UPDATE: Sept. 30, 2020: CMA CGM, a major ocean carrier, said it believes a malware attack resulted in the unintended release of the company's data, according to a statement on Twitter Wednesday. "We suspect a data breach and are doing everything possible to assess its potential volume and nature," the company wrote.
Access to CMA CGM's e-commerce application was still down Wednesday.
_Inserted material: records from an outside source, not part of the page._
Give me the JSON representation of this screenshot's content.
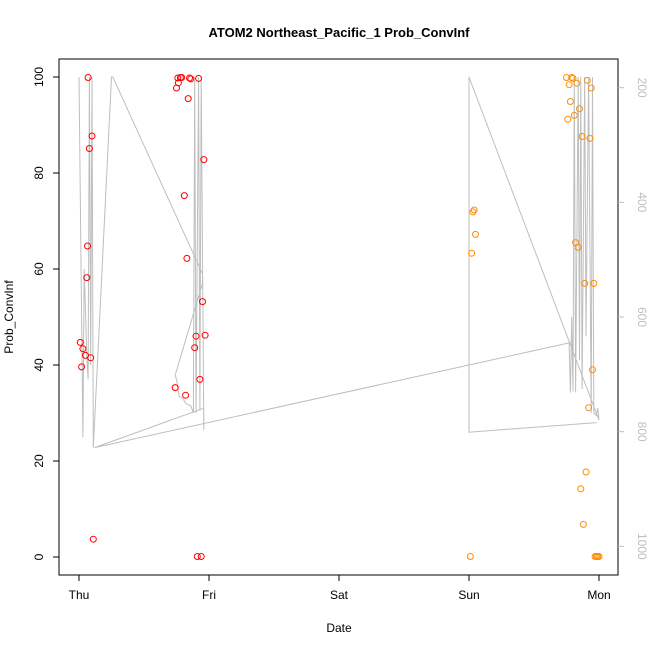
{
  "chart_data": {
    "type": "scatter",
    "title": "ATOM2 Northeast_Pacific_1 Prob_ConvInf",
    "xlabel": "Date",
    "ylabel": "Prob_ConvInf",
    "x_ticks": [
      "Thu",
      "Fri",
      "Sat",
      "Sun",
      "Mon"
    ],
    "ylim": [
      0,
      100
    ],
    "y_ticks": [
      0,
      20,
      40,
      60,
      80,
      100
    ],
    "secondary_axis": {
      "ticks": [
        200,
        400,
        600,
        800,
        1000
      ],
      "range": [
        1050,
        150
      ],
      "color": "#bebebe"
    },
    "grid": false,
    "colors": {
      "series_red": "#ff0000",
      "series_orange": "#ff8c00",
      "line": "#bebebe"
    },
    "series": [
      {
        "color": "#ff0000",
        "points": [
          [
            0.01,
            44.7
          ],
          [
            0.02,
            39.6
          ],
          [
            0.03,
            43.4
          ],
          [
            0.05,
            42.0
          ],
          [
            0.06,
            58.2
          ],
          [
            0.065,
            64.8
          ],
          [
            0.07,
            99.9
          ],
          [
            0.08,
            85.1
          ],
          [
            0.09,
            41.5
          ],
          [
            0.1,
            87.7
          ],
          [
            0.11,
            3.7
          ],
          [
            0.74,
            35.3
          ],
          [
            0.75,
            97.7
          ],
          [
            0.76,
            99.8
          ],
          [
            0.765,
            98.8
          ],
          [
            0.78,
            99.9
          ],
          [
            0.79,
            99.9
          ],
          [
            0.81,
            75.3
          ],
          [
            0.82,
            33.7
          ],
          [
            0.83,
            62.2
          ],
          [
            0.84,
            95.5
          ],
          [
            0.85,
            99.8
          ],
          [
            0.86,
            99.6
          ],
          [
            0.89,
            43.6
          ],
          [
            0.9,
            46.0
          ],
          [
            0.91,
            0.1
          ],
          [
            0.92,
            99.7
          ],
          [
            0.93,
            37.0
          ],
          [
            0.94,
            0.1
          ],
          [
            0.95,
            53.2
          ],
          [
            0.96,
            82.8
          ],
          [
            0.97,
            46.2
          ]
        ]
      },
      {
        "color": "#ff8c00",
        "points": [
          [
            3.01,
            0.1
          ],
          [
            3.02,
            63.3
          ],
          [
            3.03,
            71.9
          ],
          [
            3.04,
            72.3
          ],
          [
            3.05,
            67.2
          ],
          [
            3.75,
            99.9
          ],
          [
            3.76,
            91.2
          ],
          [
            3.77,
            98.4
          ],
          [
            3.78,
            94.9
          ],
          [
            3.79,
            99.9
          ],
          [
            3.8,
            99.7
          ],
          [
            3.81,
            92.0
          ],
          [
            3.82,
            65.5
          ],
          [
            3.83,
            98.7
          ],
          [
            3.84,
            64.5
          ],
          [
            3.85,
            93.4
          ],
          [
            3.86,
            14.2
          ],
          [
            3.87,
            87.6
          ],
          [
            3.88,
            6.8
          ],
          [
            3.89,
            57.0
          ],
          [
            3.9,
            17.7
          ],
          [
            3.91,
            99.3
          ],
          [
            3.92,
            31.1
          ],
          [
            3.93,
            87.2
          ],
          [
            3.94,
            97.7
          ],
          [
            3.95,
            39.0
          ],
          [
            3.96,
            57.0
          ],
          [
            3.97,
            0.1
          ],
          [
            3.98,
            0.1
          ],
          [
            3.99,
            0.1
          ],
          [
            4.0,
            0.1
          ]
        ]
      }
    ],
    "line_series": {
      "color": "#bebebe",
      "points": [
        [
          0.0,
          100
        ],
        [
          0.03,
          25.0
        ],
        [
          0.04,
          60.0
        ],
        [
          0.06,
          42.0
        ],
        [
          0.07,
          37.0
        ],
        [
          0.08,
          100
        ],
        [
          0.09,
          40.0
        ],
        [
          0.1,
          100
        ],
        [
          0.11,
          22.8
        ],
        [
          0.25,
          100
        ],
        [
          0.26,
          100
        ],
        [
          0.95,
          59.0
        ],
        [
          0.95,
          57.0
        ],
        [
          0.74,
          37.9
        ],
        [
          0.75,
          37.0
        ],
        [
          0.77,
          33.5
        ],
        [
          0.8,
          33.0
        ],
        [
          0.82,
          32.0
        ],
        [
          0.86,
          31.5
        ],
        [
          0.88,
          30.0
        ],
        [
          0.89,
          100
        ],
        [
          0.9,
          30.0
        ],
        [
          0.92,
          100
        ],
        [
          0.93,
          30.5
        ],
        [
          0.94,
          100
        ],
        [
          0.96,
          26.5
        ],
        [
          0.96,
          31.0
        ],
        [
          0.12,
          22.8
        ],
        [
          3.0,
          40.0
        ],
        [
          3.77,
          44.6
        ],
        [
          3.78,
          34.3
        ],
        [
          3.79,
          50.0
        ],
        [
          3.8,
          34.5
        ],
        [
          3.81,
          100
        ],
        [
          3.82,
          34.3
        ],
        [
          3.84,
          100
        ],
        [
          3.85,
          41.0
        ],
        [
          3.86,
          100
        ],
        [
          3.87,
          35.0
        ],
        [
          3.89,
          100
        ],
        [
          3.9,
          46.0
        ],
        [
          3.92,
          100
        ],
        [
          3.94,
          30.0
        ],
        [
          3.95,
          100
        ],
        [
          3.96,
          30.0
        ],
        [
          3.98,
          29.5
        ],
        [
          3.99,
          31.0
        ],
        [
          4.0,
          28.5
        ],
        [
          3.0,
          100
        ],
        [
          3.0,
          26.0
        ],
        [
          3.98,
          28.0
        ]
      ]
    }
  }
}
But the carrier put out a statement saying that its communications are secure including emails, transmitted files and electronic data interchange interfaces.
"Today, the back-offices (Shared Services Centers) are gradually being reconnected to the network thus improving the bookings’ and documentation’s processing times," the carrier said in a statement Wednesday. "We suspect a data breach and are doing everything possible to assess its potential volume and nature."
- External access to CMA CGM's information technology applications was unavailable early Monday morning as the carrier dealt with a cyberattack, the France-based company said on Twitter.
- The attack affected CMA CGM's "peripheral servers," it said. "As soon as the security breach was detected, external access to applications was interrupted to prevent the malware from spreading."
- Ceva Logistics, a CMA CGM subsidiary, was not affected. The carrier is accepting booking and operations requests, but told shippers to contact their "local agency."
CMA CGM said an investigation is underway with internal and external experts. It also said access to its systems was "gradually resuming."
The attack was caused by ransomware known as Ragnar Locker, according to Lars Jensen, the head of consulting at Sea-Intelligence, who cited Lloyds List in a LinkedIn post Monday.
Jensen also shared a screenshot from a CMA CGM computer showing the warning the attack. It said the user's data was encrypted and it would need to pay for a decryption key.
The outage occurs as ocean shipping peak season is in full swing with trade between the U.S. and China surging. But carrier volume has been hit throughout the year due to the pandemic. CMA CGM's volume was down more than 13% YoY in the Q2, the carrier announced this month.
This is the second cyberattack to bring down the systems of a major shipping line this year. In April, a malware attack brought down MSC's website and MyMSC. MSC has its systems back up and running within five days of confirming the attack.
Large cyberattacks also affected COSCO in 2018 and Maersk in 2017. The attack against Maersk was especially catastrophic as it affected port, deport and terminal operations, costing the company up to $300 million.
One way shippers can help protect themselves from cyberattacks on carriers is to ask forwarders and carriers about their cybersecurity protocols and what their plans are, should one occur, according to Subodha Kumar, professor of marketing and supply chain management at Temple University's Fox School of Business.